In life we often predict the response of others actions based on our own experience or our experience of theirs. It’s often easy to predict the actions of others particularly the further away we are as if we have a bird’s eye view on the life of another. It’s more difficult to predict our own actions except where we have taken the time to objectively study our own actions and responses. We are as animals very predictable; birds act like birds, dogs act like cats and humans act like humans but because the behaviour of other humans is so like our own its is more difficult to recognise. When the behaviour is our own it is almost impossible for us to recognise the patterns that we keep falling into.

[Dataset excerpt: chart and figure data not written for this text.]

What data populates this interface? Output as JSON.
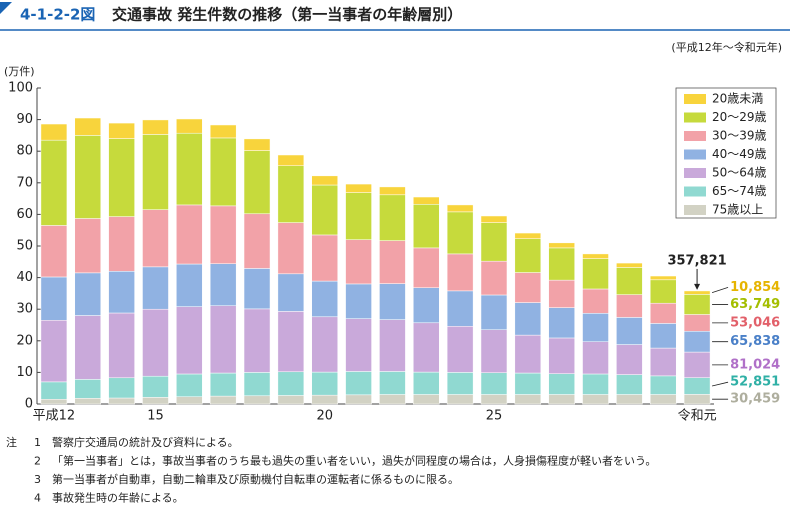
{
  "header": {
    "figure_number": "4-1-2-2図",
    "title": "交通事故 発生件数の推移（第一当事者の年齢層別）"
  },
  "chart_data": {
    "type": "stacked_bar",
    "subtitle": "(平成12年～令和元年)",
    "y_axis_label": "(万件)",
    "categories": [
      "平成12",
      null,
      null,
      "15",
      null,
      null,
      null,
      null,
      "20",
      null,
      null,
      null,
      null,
      "25",
      null,
      null,
      null,
      null,
      null,
      "令和元"
    ],
    "ylim": [
      0,
      100
    ],
    "yticks": [
      0,
      10,
      20,
      30,
      40,
      50,
      60,
      70,
      80,
      90,
      100
    ],
    "grid": false,
    "legend": "top-right",
    "total": {
      "value": 35.7821,
      "label": "357,821"
    },
    "series": [
      {
        "name": "20歳未満",
        "color": "#f8d43c",
        "label_color": "#e6b400",
        "values": [
          5.1,
          5.5,
          4.9,
          4.6,
          4.5,
          4.1,
          3.7,
          3.4,
          2.9,
          2.7,
          2.5,
          2.3,
          2.2,
          2.1,
          1.8,
          1.6,
          1.5,
          1.4,
          1.2,
          1.0854
        ],
        "value_labels": [
          null,
          null,
          null,
          null,
          null,
          null,
          null,
          null,
          null,
          null,
          null,
          null,
          null,
          null,
          null,
          null,
          null,
          null,
          null,
          "10,854"
        ]
      },
      {
        "name": "20～29歳",
        "color": "#c6da3c",
        "label_color": "#a4be00",
        "values": [
          27,
          26.3,
          24.7,
          23.8,
          22.7,
          21.5,
          20,
          18,
          15.8,
          14.9,
          14.5,
          13.8,
          13.3,
          12.2,
          10.7,
          10.2,
          9.6,
          8.6,
          7.4,
          6.3749
        ],
        "value_labels": [
          null,
          null,
          null,
          null,
          null,
          null,
          null,
          null,
          null,
          null,
          null,
          null,
          null,
          null,
          null,
          null,
          null,
          null,
          null,
          "63,749"
        ]
      },
      {
        "name": "30～39歳",
        "color": "#f2a2a8",
        "label_color": "#e2606a",
        "values": [
          16.3,
          17.2,
          17.3,
          18.1,
          18.7,
          18.3,
          17.3,
          16.2,
          14.6,
          14,
          13.6,
          12.6,
          11.7,
          10.7,
          9.5,
          8.7,
          7.7,
          7.2,
          6.4,
          5.3046
        ],
        "value_labels": [
          null,
          null,
          null,
          null,
          null,
          null,
          null,
          null,
          null,
          null,
          null,
          null,
          null,
          null,
          null,
          null,
          null,
          null,
          null,
          "53,046"
        ]
      },
      {
        "name": "40～49歳",
        "color": "#90b2e2",
        "label_color": "#4a80c8",
        "values": [
          13.7,
          13.5,
          13.2,
          13.4,
          13.5,
          13.3,
          12.8,
          11.9,
          11.3,
          11,
          11.4,
          11.1,
          11.2,
          11,
          10.3,
          9.6,
          9,
          8.6,
          7.8,
          6.5838
        ],
        "value_labels": [
          null,
          null,
          null,
          null,
          null,
          null,
          null,
          null,
          null,
          null,
          null,
          null,
          null,
          null,
          null,
          null,
          null,
          null,
          null,
          "65,838"
        ]
      },
      {
        "name": "50～64歳",
        "color": "#c9a9da",
        "label_color": "#b070c8",
        "values": [
          19.5,
          20.2,
          20.5,
          21.2,
          21.3,
          21.3,
          20.1,
          19.1,
          17.5,
          16.7,
          16.4,
          15.6,
          14.6,
          13.6,
          12,
          11.3,
          10.2,
          9.5,
          8.8,
          8.1024
        ],
        "value_labels": [
          null,
          null,
          null,
          null,
          null,
          null,
          null,
          null,
          null,
          null,
          null,
          null,
          null,
          null,
          null,
          null,
          null,
          null,
          null,
          "81,024"
        ]
      },
      {
        "name": "65～74歳",
        "color": "#90d9d1",
        "label_color": "#2fb0a6",
        "values": [
          5.5,
          6,
          6.4,
          6.7,
          7.2,
          7.3,
          7.4,
          7.5,
          7.3,
          7.4,
          7.3,
          7.1,
          7,
          6.9,
          6.8,
          6.6,
          6.5,
          6.3,
          5.9,
          5.2851
        ],
        "value_labels": [
          null,
          null,
          null,
          null,
          null,
          null,
          null,
          null,
          null,
          null,
          null,
          null,
          null,
          null,
          null,
          null,
          null,
          null,
          null,
          "52,851"
        ]
      },
      {
        "name": "75歳以上",
        "color": "#d2d2c4",
        "label_color": "#aeae9e",
        "values": [
          1.5,
          1.8,
          1.9,
          2.1,
          2.3,
          2.5,
          2.6,
          2.7,
          2.8,
          2.9,
          3,
          3,
          3,
          3,
          3,
          3,
          3,
          3,
          3,
          3.0459
        ],
        "value_labels": [
          null,
          null,
          null,
          null,
          null,
          null,
          null,
          null,
          null,
          null,
          null,
          null,
          null,
          null,
          null,
          null,
          null,
          null,
          null,
          "30,459"
        ]
      }
    ]
  },
  "notes": {
    "label": "注",
    "items": [
      {
        "number": "1",
        "text": "警察庁交通局の統計及び資料による。"
      },
      {
        "number": "2",
        "text": "「第一当事者」とは，事故当事者のうち最も過失の重い者をいい，過失が同程度の場合は，人身損傷程度が軽い者をいう。"
      },
      {
        "number": "3",
        "text": "第一当事者が自動車，自動二輪車及び原動機付自転車の運転者に係るものに限る。"
      },
      {
        "number": "4",
        "text": "事故発生時の年齢による。"
      }
    ]
  }
}
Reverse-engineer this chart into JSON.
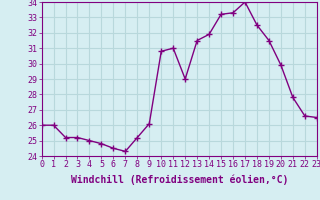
{
  "x": [
    0,
    1,
    2,
    3,
    4,
    5,
    6,
    7,
    8,
    9,
    10,
    11,
    12,
    13,
    14,
    15,
    16,
    17,
    18,
    19,
    20,
    21,
    22,
    23
  ],
  "y": [
    26.0,
    26.0,
    25.2,
    25.2,
    25.0,
    24.8,
    24.5,
    24.3,
    25.2,
    26.1,
    30.8,
    31.0,
    29.0,
    31.5,
    31.9,
    33.2,
    33.3,
    34.0,
    32.5,
    31.5,
    29.9,
    27.8,
    26.6,
    26.5
  ],
  "ylim": [
    24,
    34
  ],
  "yticks": [
    24,
    25,
    26,
    27,
    28,
    29,
    30,
    31,
    32,
    33,
    34
  ],
  "xlim": [
    0,
    23
  ],
  "xticks": [
    0,
    1,
    2,
    3,
    4,
    5,
    6,
    7,
    8,
    9,
    10,
    11,
    12,
    13,
    14,
    15,
    16,
    17,
    18,
    19,
    20,
    21,
    22,
    23
  ],
  "xlabel": "Windchill (Refroidissement éolien,°C)",
  "line_color": "#800080",
  "marker": "+",
  "bg_color": "#d6eef2",
  "grid_color": "#b8d8dc",
  "tick_label_fontsize": 6.0,
  "xlabel_fontsize": 7.0,
  "line_width": 1.0,
  "marker_size": 4
}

You often hear people say things like ‘well, that’s just how I am’ or ‘I’ll never change’ assuming that the way they are is beyond change when the opposite is the probably the truth. We can predict the behaviour of others but not 100% and the same applies to our own behaviour however we are creatures of habit and habit dictates much of our responses. We often think that we are constantly making decisions and taking actions in our lives but in reality most of our actions that we take today are the same as we took yesterday, we are as easily trainable in our responses as the average dog.
A successful life is based on recognising the habits we have and separating the ones that don’t serve us from the ones that do. The new habits we build rely on us having a model of new habits to choose from either learned from improving books or programs or by modelling the habits of those we consider more successful than ourselves. Developing these wanted habits is not easy particularly as it involves breaking old ones and that is definitely not easy.
So in combat we use the behaviours and habits of ones opponent, those that we can predict either through nature or testing his response before we put a strategy into action. In life we can predict the actions of workmates, colleagues and competitors in the same way, either: through nature or experience in fact salesmen and salesmanship is entirely based on predicting and influencing the behaviour of others creating a desired response from the potential customer.
Just as in combat, sales or goal setting the outcome doesn’t always come out the way we predict but by using the odds in our favour we can generally gets the odds in our favour more than 50% of the time which means over time we’ll come out well ahead of the curve. If we can predict our own behaviour and modify that through practice and perseverance we can use the law of predictable response to reshape our lives into one that we really want rather than believing that we cannot change. Sometimes we are too close to the problem to see it clearly but now that you know how the law of predictable response works and how it can be used in our favour we are presented with a range of new possibilities. The fighter who believes that he must be able to out punch his opponent has only one strategy and is therefore highly predictable, when pitted against a more complete fighter trained in combative deceptions and the like he will be easily controlled and bested.